Linear regression

When presented with a data-set, one way to analyse the data is to perform linear regression. The most common form of linear regression is known as ‘least squares fitting’, whose aim is to fit a polynomial curve to the data such that the sum of the squares of the distance from the data points to the line is minimised.

Info

If you have never come across this before then look it up. The first link has a particularly good description.

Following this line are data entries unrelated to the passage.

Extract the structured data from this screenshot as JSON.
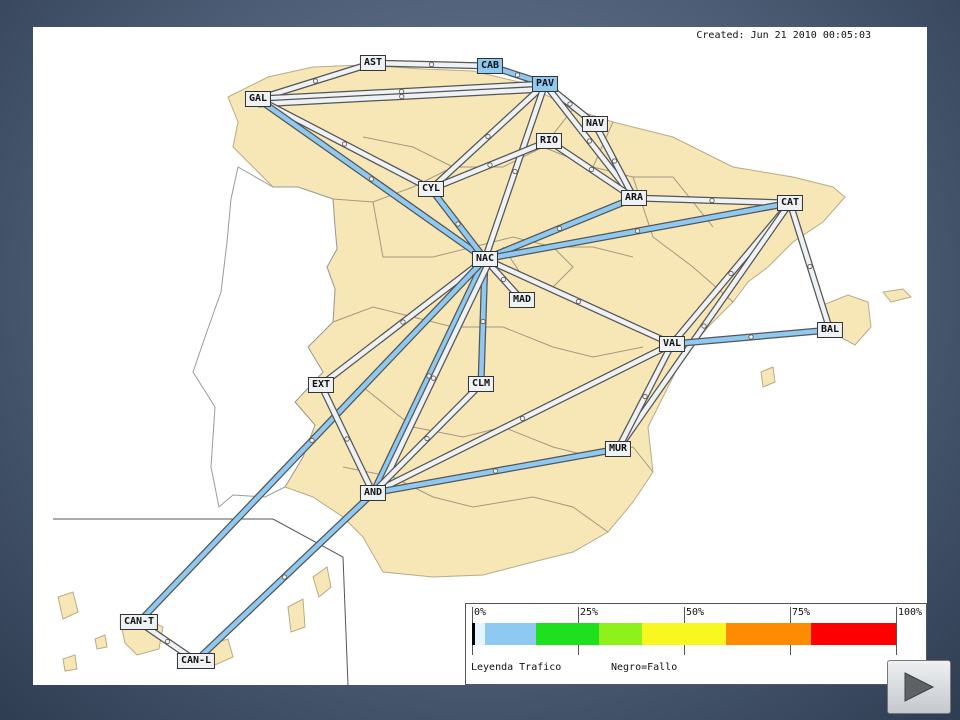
{
  "created": "Created: Jun 21 2010 00:05:03",
  "colors": {
    "land": "#f7e6b6",
    "portugal": "#ffffff",
    "link_low": "#eef2f4",
    "link_high": "#8ec9f2",
    "outline": "#333333"
  },
  "nodes": [
    {
      "id": "AST",
      "label": "AST",
      "style": "gray"
    },
    {
      "id": "CAB",
      "label": "CAB",
      "style": "blue"
    },
    {
      "id": "PAV",
      "label": "PAV",
      "style": "blue"
    },
    {
      "id": "GAL",
      "label": "GAL",
      "style": "gray"
    },
    {
      "id": "NAV",
      "label": "NAV",
      "style": "gray"
    },
    {
      "id": "RIO",
      "label": "RIO",
      "style": "gray"
    },
    {
      "id": "CYL",
      "label": "CYL",
      "style": "gray"
    },
    {
      "id": "ARA",
      "label": "ARA",
      "style": "gray"
    },
    {
      "id": "CAT",
      "label": "CAT",
      "style": "gray"
    },
    {
      "id": "NAC",
      "label": "NAC",
      "style": "gray"
    },
    {
      "id": "MAD",
      "label": "MAD",
      "style": "gray"
    },
    {
      "id": "BAL",
      "label": "BAL",
      "style": "gray"
    },
    {
      "id": "VAL",
      "label": "VAL",
      "style": "gray"
    },
    {
      "id": "EXT",
      "label": "EXT",
      "style": "gray"
    },
    {
      "id": "CLM",
      "label": "CLM",
      "style": "gray"
    },
    {
      "id": "MUR",
      "label": "MUR",
      "style": "gray"
    },
    {
      "id": "AND",
      "label": "AND",
      "style": "gray"
    },
    {
      "id": "CANT",
      "label": "CAN-T",
      "style": "gray"
    },
    {
      "id": "CANL",
      "label": "CAN-L",
      "style": "gray"
    }
  ],
  "links": [
    {
      "from": "GAL",
      "to": "AST",
      "load": "low"
    },
    {
      "from": "AST",
      "to": "CAB",
      "load": "low"
    },
    {
      "from": "CAB",
      "to": "PAV",
      "load": "high"
    },
    {
      "from": "GAL",
      "to": "PAV",
      "load": "low"
    },
    {
      "from": "GAL",
      "to": "PAV",
      "load": "low",
      "bend": 1
    },
    {
      "from": "GAL",
      "to": "CYL",
      "load": "low"
    },
    {
      "from": "GAL",
      "to": "NAC",
      "load": "high"
    },
    {
      "from": "PAV",
      "to": "CYL",
      "load": "low"
    },
    {
      "from": "PAV",
      "to": "NAV",
      "load": "low"
    },
    {
      "from": "PAV",
      "to": "NAC",
      "load": "low"
    },
    {
      "from": "PAV",
      "to": "ARA",
      "load": "low"
    },
    {
      "from": "NAV",
      "to": "ARA",
      "load": "low"
    },
    {
      "from": "RIO",
      "to": "ARA",
      "load": "low"
    },
    {
      "from": "RIO",
      "to": "CYL",
      "load": "low"
    },
    {
      "from": "CYL",
      "to": "NAC",
      "load": "high"
    },
    {
      "from": "ARA",
      "to": "CAT",
      "load": "low"
    },
    {
      "from": "ARA",
      "to": "NAC",
      "load": "high"
    },
    {
      "from": "CAT",
      "to": "NAC",
      "load": "high"
    },
    {
      "from": "CAT",
      "to": "BAL",
      "load": "low"
    },
    {
      "from": "CAT",
      "to": "VAL",
      "load": "low"
    },
    {
      "from": "CAT",
      "to": "MUR",
      "load": "low"
    },
    {
      "from": "NAC",
      "to": "MAD",
      "load": "low"
    },
    {
      "from": "NAC",
      "to": "VAL",
      "load": "low"
    },
    {
      "from": "NAC",
      "to": "EXT",
      "load": "low"
    },
    {
      "from": "NAC",
      "to": "CLM",
      "load": "high"
    },
    {
      "from": "NAC",
      "to": "AND",
      "load": "high"
    },
    {
      "from": "NAC",
      "to": "AND",
      "load": "low",
      "bend": -1
    },
    {
      "from": "NAC",
      "to": "CANT",
      "load": "high"
    },
    {
      "from": "VAL",
      "to": "BAL",
      "load": "high"
    },
    {
      "from": "VAL",
      "to": "MUR",
      "load": "low"
    },
    {
      "from": "VAL",
      "to": "AND",
      "load": "low"
    },
    {
      "from": "EXT",
      "to": "AND",
      "load": "low"
    },
    {
      "from": "CLM",
      "to": "AND",
      "load": "low"
    },
    {
      "from": "MUR",
      "to": "AND",
      "load": "high"
    },
    {
      "from": "AND",
      "to": "CANL",
      "load": "high"
    },
    {
      "from": "CANT",
      "to": "CANL",
      "load": "low"
    }
  ],
  "legend": {
    "ticks": [
      "0%",
      "25%",
      "50%",
      "75%",
      "100%"
    ],
    "title": "Leyenda Trafico",
    "fail": "Negro=Fallo",
    "bands": [
      {
        "from": 0,
        "to": 0.6,
        "color": "#000000"
      },
      {
        "from": 0.6,
        "to": 3,
        "color": "#e6f4fc"
      },
      {
        "from": 3,
        "to": 15,
        "color": "#8ec9f2"
      },
      {
        "from": 15,
        "to": 30,
        "color": "#1ee01e"
      },
      {
        "from": 30,
        "to": 40,
        "color": "#8ef21a"
      },
      {
        "from": 40,
        "to": 60,
        "color": "#f8f820"
      },
      {
        "from": 60,
        "to": 80,
        "color": "#ff8c00"
      },
      {
        "from": 80,
        "to": 100,
        "color": "#ff0000"
      }
    ]
  },
  "controls": {
    "next_icon": "play-arrow-icon"
  }
}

The theory of least squares fitting can be found in the following:

The following activity will lead you through generating some experimental data adding artificial noise and then performing least squares estimation to try to elucidate the underlying model parameters.

Question

Often mathematical models of experimental or physiological systems are developed to form the basis of a measurement technique. For example, it is not possible to measure cardiac output directly, but we may be able to infer it from analysis of a mathematical model of respiratory gas exchange. For such models we are often solving an inverse problem of parameter estimation (the cardiac output), where the parameter of interest is embedded (somewhere) within the mathematical model. In these circumstances, it is often advisable to introduce simulated experimental error into the system to test the robustness of the recovery procedure. The following is one of the simplest possible examples, where the parameters form part of a linear model, but more commonly the parameters would be embedded within a system of ODEs or PDEs or in some complex stochastic process.

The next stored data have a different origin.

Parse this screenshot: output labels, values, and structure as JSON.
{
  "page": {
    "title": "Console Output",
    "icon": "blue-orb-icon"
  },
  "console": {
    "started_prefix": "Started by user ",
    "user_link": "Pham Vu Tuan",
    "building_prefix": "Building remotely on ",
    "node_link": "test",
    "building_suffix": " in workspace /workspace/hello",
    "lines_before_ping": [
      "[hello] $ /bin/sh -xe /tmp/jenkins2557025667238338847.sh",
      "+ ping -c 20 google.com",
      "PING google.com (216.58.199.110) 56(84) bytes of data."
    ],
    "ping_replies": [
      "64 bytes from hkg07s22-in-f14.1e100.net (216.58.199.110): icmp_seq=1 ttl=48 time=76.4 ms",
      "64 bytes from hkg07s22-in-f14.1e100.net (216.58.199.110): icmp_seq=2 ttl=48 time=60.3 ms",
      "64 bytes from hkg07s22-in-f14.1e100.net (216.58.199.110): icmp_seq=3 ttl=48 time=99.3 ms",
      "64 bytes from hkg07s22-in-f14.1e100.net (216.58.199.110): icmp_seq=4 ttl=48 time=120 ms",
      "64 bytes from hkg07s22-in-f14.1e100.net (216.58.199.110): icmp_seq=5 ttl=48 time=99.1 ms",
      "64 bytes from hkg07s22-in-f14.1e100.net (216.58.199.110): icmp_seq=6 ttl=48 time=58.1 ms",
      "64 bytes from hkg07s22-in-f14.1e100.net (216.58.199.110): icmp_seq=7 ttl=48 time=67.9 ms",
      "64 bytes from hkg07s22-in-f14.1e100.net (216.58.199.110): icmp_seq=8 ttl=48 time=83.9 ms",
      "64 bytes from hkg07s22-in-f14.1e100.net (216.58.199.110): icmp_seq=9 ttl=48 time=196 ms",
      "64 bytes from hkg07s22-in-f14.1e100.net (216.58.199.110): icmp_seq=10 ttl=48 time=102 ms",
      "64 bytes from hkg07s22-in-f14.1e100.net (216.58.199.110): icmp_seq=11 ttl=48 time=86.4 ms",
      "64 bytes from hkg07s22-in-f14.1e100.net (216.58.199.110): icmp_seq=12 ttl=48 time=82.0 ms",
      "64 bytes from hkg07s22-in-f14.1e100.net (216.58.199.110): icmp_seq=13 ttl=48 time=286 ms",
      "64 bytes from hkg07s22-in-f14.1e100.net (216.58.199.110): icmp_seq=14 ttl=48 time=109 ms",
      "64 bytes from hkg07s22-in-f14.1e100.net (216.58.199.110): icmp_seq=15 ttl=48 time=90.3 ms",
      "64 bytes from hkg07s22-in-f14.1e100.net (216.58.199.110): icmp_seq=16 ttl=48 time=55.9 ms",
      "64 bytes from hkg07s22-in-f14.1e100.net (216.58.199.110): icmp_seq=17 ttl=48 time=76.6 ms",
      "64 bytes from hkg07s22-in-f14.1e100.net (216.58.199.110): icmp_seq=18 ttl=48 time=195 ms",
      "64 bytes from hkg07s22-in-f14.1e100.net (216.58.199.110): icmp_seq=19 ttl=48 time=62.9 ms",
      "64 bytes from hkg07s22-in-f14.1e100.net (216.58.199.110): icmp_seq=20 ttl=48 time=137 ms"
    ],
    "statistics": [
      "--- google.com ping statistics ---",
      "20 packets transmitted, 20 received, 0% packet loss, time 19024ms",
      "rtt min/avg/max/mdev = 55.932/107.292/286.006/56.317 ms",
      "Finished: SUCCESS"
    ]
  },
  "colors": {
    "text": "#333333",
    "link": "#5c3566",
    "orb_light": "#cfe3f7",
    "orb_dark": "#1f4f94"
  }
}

  1. Generate and plot the data ($x$ and $y$ values) for a simple straight line of the form $y=ax+b$ where $a=2$ and $b=1$ are constants and $x\in\left[0,1\right]$. You should calculate the value of $y$ at 21 evenly spaced points between 0 and 1, (that is, at $x=0,0.05,0.1,\ldots,1$).
Expand for solution
Solution

The following will generate and plot the line.

% Generate the initial straight line data
x=(0:0.05:1)';
y=(1+2*x);
plot(x,y,'b.-')

which yields the following figure.

Initial data plot

  1. Generate random errors from a normal distribution, with zero mean $\mu$ and standard deviation $\sigma=0.1$, using MATLAB’s inbuilt commands, and add these to each of the $y$ coordinates in 1. Plot these values as points on the same graph as in 1. What happens if $\mu$ is non-zero?
Expand for solution
Solution

The following will generate noise, add it to the line and plot it with red crosses.

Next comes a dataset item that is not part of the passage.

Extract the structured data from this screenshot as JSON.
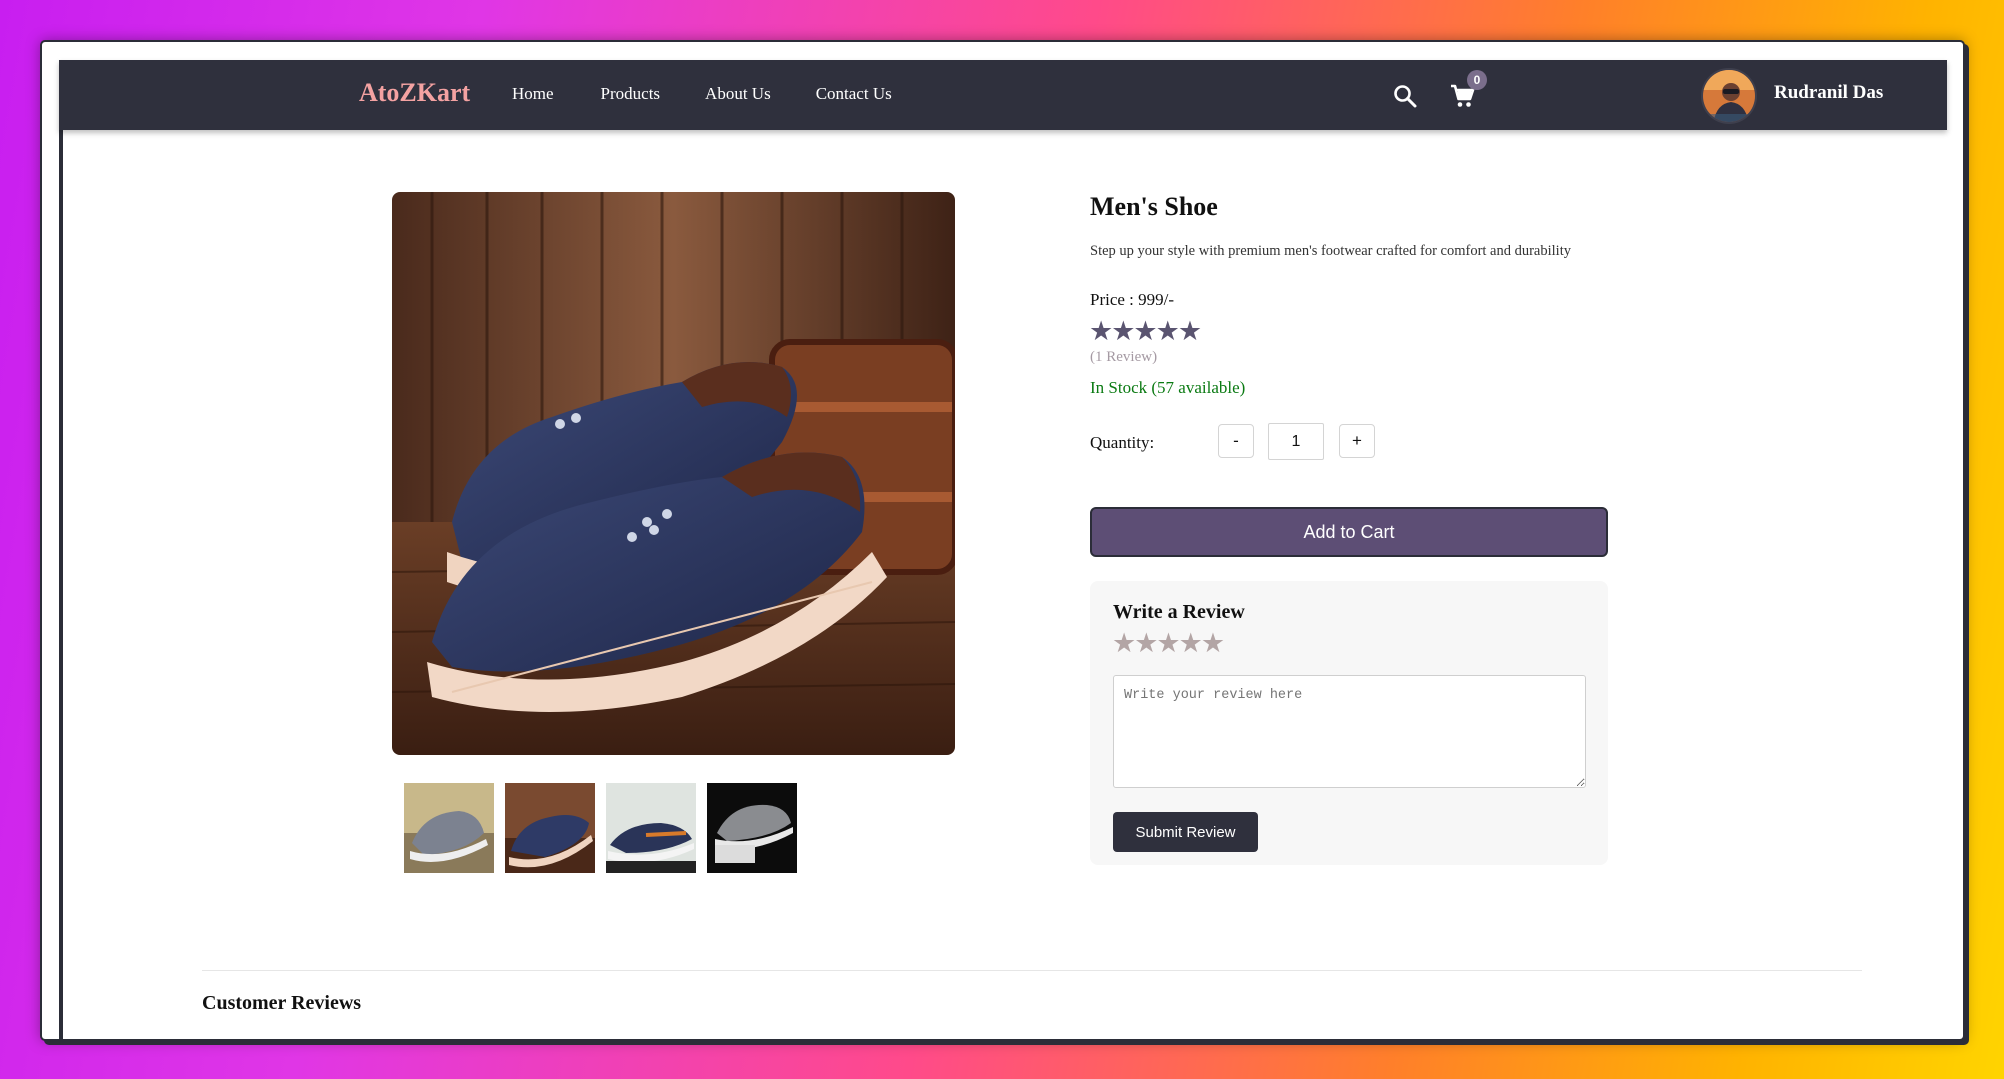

% Simulate random noise around this line
noise=randn(size(y)); % Generating numbers from a N(0,1) dist
stdnoise=0.1; % Standard deviation of the noise
ynoisy=y+stdnoise*noise; % Make the noisy data
hold on; % note this puts the plots on the same figure
plot(x,ynoisy,'rx')

which yields the following figure.

Plot with generated noise

Note: your noise will be different, so the red crosses may be in slightly different places, but they will still be close to the original line.

  1. Using the command polyfit perform a linear regression through the data generated in 2, and plot the regression line on the same plot.
Expand for solution
Solution

The command

p=polyfit(x,ynoisy,1);

will calculate the coefficients of the regression line $y=\alpha{x}+\beta$ (to the line $y=ax+b$), where the coefficients are in descending order, so the constant term is the second entry. This is a general function, and the third variable specifies the order of the regression line. For example:

p=polyfit(x,ynoisy,2);

would calculate the quadratic regression coefficients.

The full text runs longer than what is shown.